Panaji, Nov 28 If Aamir Khan’s “Taare Zameen par” (TZP) triggered a ripple of social consciousness vis-a-vis autism, three women have come to IFFI this year armed with scripts and story ideas, aimed to carpet bomb the “intellectual disability” cause further.
Shalini Gupta, Neena Wagh and Kusum Tiwari – all mothers of intellectually disabled children – will conduct a special workshop for potential filmmakers and scriptwriters at the ongoing 42nd International Film Festival of India (IFFI) in order to create a wave of social awareness about the needs of children suffering from intellectual disabilities like autism, down syndrome and cerebral palsy.
“We have come to Goa with real story ideas, which we will share with potential filmmakers and scriptwriters. There are many more stories like ‘Taare Zameen Par’, ‘Paa’ and ‘My Name Is Khan’ that remain untold and there is a dire need to make films on other aspects of intellectual disability,” Gupta said.
The trio are a part of Saath, a loosely strung Delhi-based non-registered collective of 250-odd parents who have specially abled children, spread across India and abroad.
“Our main problem is the lack of awareness, when it comes to intellectual disabilities.
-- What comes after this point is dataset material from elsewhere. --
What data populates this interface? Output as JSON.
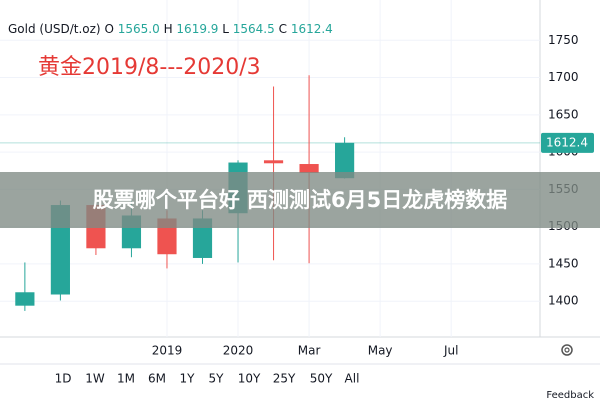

People who are blind, deaf or ones with locomotive disability can self-propagate their needs, but until recently not too many people knew about things like autism,” Neena Wagh told IANS.
Wagh said that films like TZP and a teleserial named “Aapki Antara” had done well to take the message to society, which due to an absolute lack of awareness and the ability to deal with special children, did not know how to handle such children.
“But these films have helped. I remember we were going on a picnic and one rural Haryanvi bus conductor said ‘madam, yeh ‘Taare Zameen Par’ waale bachche hain na’,” Wagh said.
While Saath is scheduled to present three short audio-visual films on intellectual disability at the IFFI, festival Director Shankar Mohan said that it was a moment of inspiration from French filmmaker Bertrand Tarvernier – who was awarded the lifetime achievement award at IFFI 2011 – which resulted in this special session, where the parents would bounce off film and documentary ideas to budding filmmakers and scriptwriters on intellectual disability.
“Tarvernier, during his press conference, talked of the filmmakers’ social responsibility and then I found myself talking to Shalini (Gupta), when the idea struck me that we could facilitate an interaction with the filmmakers. Films should entertain, but they should not be divorced from social responsibility,” Mohan said.